How to accept the imperfect yourself
Strive for the better – good. It is bad when the aspirations turn into unrealistic expectations: to succeed in everything, everyone likes it, always do the right actions and say the right words. How to deal with perfectionism?
Psychotherapist Sharon Martin talks about how to learn how to love and accept himself as you are.
Perfectionism is a rather popular word. We use the term to feel our significance and regain control of the situation. But expecting from ourselves and others the impossible, we inevitably doom ourselves to disappointment.
Unsatisfied expectations and the pursuit of perfection cause a whole set of problems: we harshly criticize ourselves, find fault with others, conceiv ourselves in a non -bend, we will turn off from work, we cannot relax, we don’t want to try a new one, we are afraid of failure. Add obsessive thoughts, anxiety and depression here ..
For most of us, the problem of perfectionism is “originally from childhood”. Many grew up in unstable families, many lacked predictability and sense of safety. We tried to be perfect to avoid criticism, rejection and anger.

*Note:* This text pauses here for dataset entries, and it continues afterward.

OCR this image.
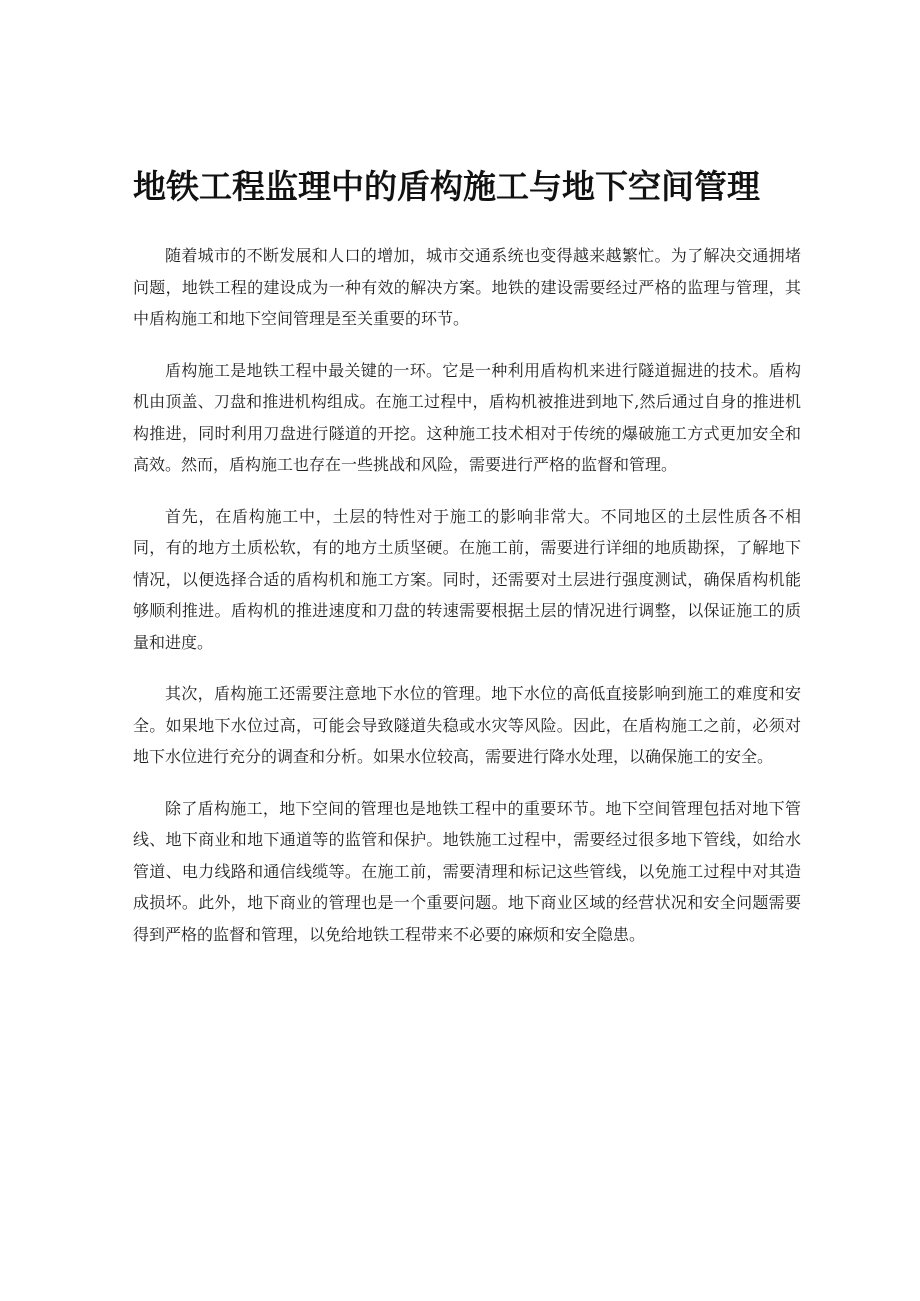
地铁工程监理中的盾构施工与地下空间管理

随着城市的不断发展和人口的增加，城市交通系统也变得越来越繁忙。为了解决交通拥堵问题，地铁工程的建设成为一种有效的解决方案。地铁的建设需要经过严格的监理与管理，其中盾构施工和地下空间管理是至关重要的环节。

盾构施工是地铁工程中最关键的一环。它是一种利用盾构机来进行隧道掘进的技术。盾构机由顶盖、刀盘和推进机构组成。在施工过程中，盾构机被推进到地下,然后通过自身的推进机构推进，同时利用刀盘进行隧道的开挖。这种施工技术相对于传统的爆破施工方式更加安全和高效。然而，盾构施工也存在一些挑战和风险，需要进行严格的监督和管理。

首先，在盾构施工中，土层的特性对于施工的影响非常大。不同地区的土层性质各不相同，有的地方土质松软，有的地方土质坚硬。在施工前，需要进行详细的地质勘探，了解地下情况，以便选择合适的盾构机和施工方案。同时，还需要对土层进行强度测试，确保盾构机能够顺利推进。盾构机的推进速度和刀盘的转速需要根据土层的情况进行调整，以保证施工的质量和进度。

其次，盾构施工还需要注意地下水位的管理。地下水位的高低直接影响到施工的难度和安全。如果地下水位过高，可能会导致隧道失稳或水灾等风险。因此，在盾构施工之前，必须对地下水位进行充分的调查和分析。如果水位较高，需要进行降水处理，以确保施工的安全。

除了盾构施工，地下空间的管理也是地铁工程中的重要环节。地下空间管理包括对地下管线、地下商业和地下通道等的监管和保护。地铁施工过程中，需要经过很多地下管线，如给水管道、电力线路和通信线缆等。在施工前，需要清理和标记这些管线，以免施工过程中对其造成损坏。此外，地下商业的管理也是一个重要问题。地下商业区域的经营状况和安全问题需要得到严格的监督和管理，以免给地铁工程带来不必要的麻烦和安全隐患。
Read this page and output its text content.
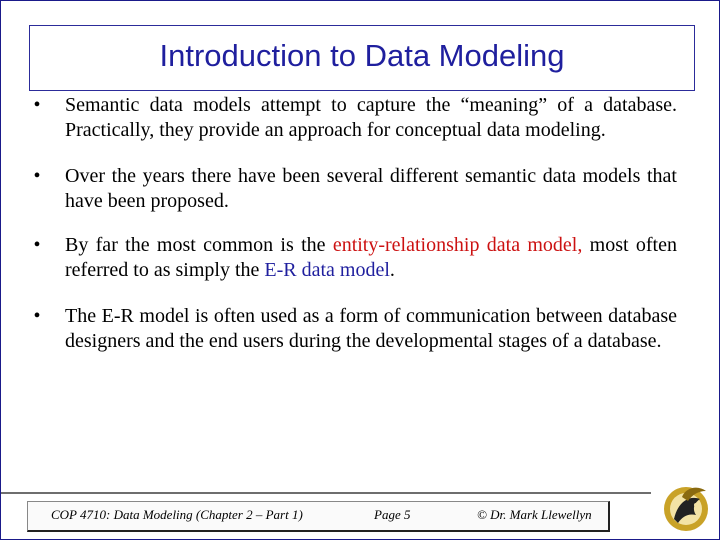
Introduction to Data Modeling
• Semantic data models attempt to capture the “meaning” of a database. Practically, they provide an approach for conceptual data modeling.
• Over the years there have been several different semantic data models that have been proposed.
• By far the most common is the entity-relationship data model, most often referred to as simply the E-R data model.
• The E-R model is often used as a form of communication between database designers and the end users during the developmental stages of a database.
COP 4710: Data Modeling (Chapter 2 – Part 1)	Page 5	© Dr. Mark Llewellyn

We thought that we should be impeccable to earn love.
Perfectionism root – shame
Shame is a feeling that we are worse than the rest. This feeling develops if parents in childhood treated us as if we were bad, worthless, unable to anything. In adulthood, we are trying to compensate for this shame, pleasing to others and trying to become “perfect”. We do not tolerate imperfections in ourselves and others, not acceptable errors and misconduct, but this only enhances the feeling of loneliness and alienation.
We consider errors and failures to proof of insolvency, and people who are not characteristic of perfectionism, perceive them as something granted. They discuss difficulties with friends and relatives and strengthen ties with them.
Perfectionism does not increase self -esteem
It would be logical to assume that people who are focused on achieving goals work a lot and achieve a lot, distinguishes high self -esteem. In fact, this is not the case. Perfectionists strive for perfection precisely because they are not confident in themselves.
Perhaps you have thought: “I’ll lose weight 10 kg and life will get better” or “I would only have another prestigious
work …” to set realistic goals perfectly, but happiness and self -esteem should not depend on achieving these goals. You need to try to find a middle ground between self -improvement and acceptance of yourself. Finally admit that they are valuable on their own regardless of merits.
How to get rid of perfectionism and accept yourself
1. Reduce the bar of expectations
Expecting perfection from ourselves and others, we are disappointed again: no one can live in accordance with our high standards. We are adamant in our expectations and do not want to abandon them. But for the sake of our own well -being, it is time to admit: we expect from ourselves and others the impossible. The only way to be satisfied with life is to bring expectations to reality.
2. Follow thinking
Perfectionists tend to think on the principle of “everything or nothing”: “I am either successful, or a loser”, “I am either a beauty or a ugly”. But between extremes, as a rule, a lot of other options. The thinking of perfectionists is also distinguished by excessive generalizations, dramatization and hope for a wonderful resolution of problems subject to certain conditions (for example, “I will be happy when I move to a new apartment”).
3. Smile off with failures
The only way to become something better is to try, to endure failures and try again, focusing in the lessons that can be learned from errors. Failure is an integral part of success. So, instead of avoiding failures, accept them as part of your journey.
4. Forgive yourself
Perfectionists are usually very strict to themselves, but criticism and shame only kill motivation. You need to learn how to forgive yourself for imperfections and errors. Think about forgiveness as a process: you need time and practice to change the critical model of thinking to the accepting. More often remind yourself that no one is perfect, from time to time is mistaken.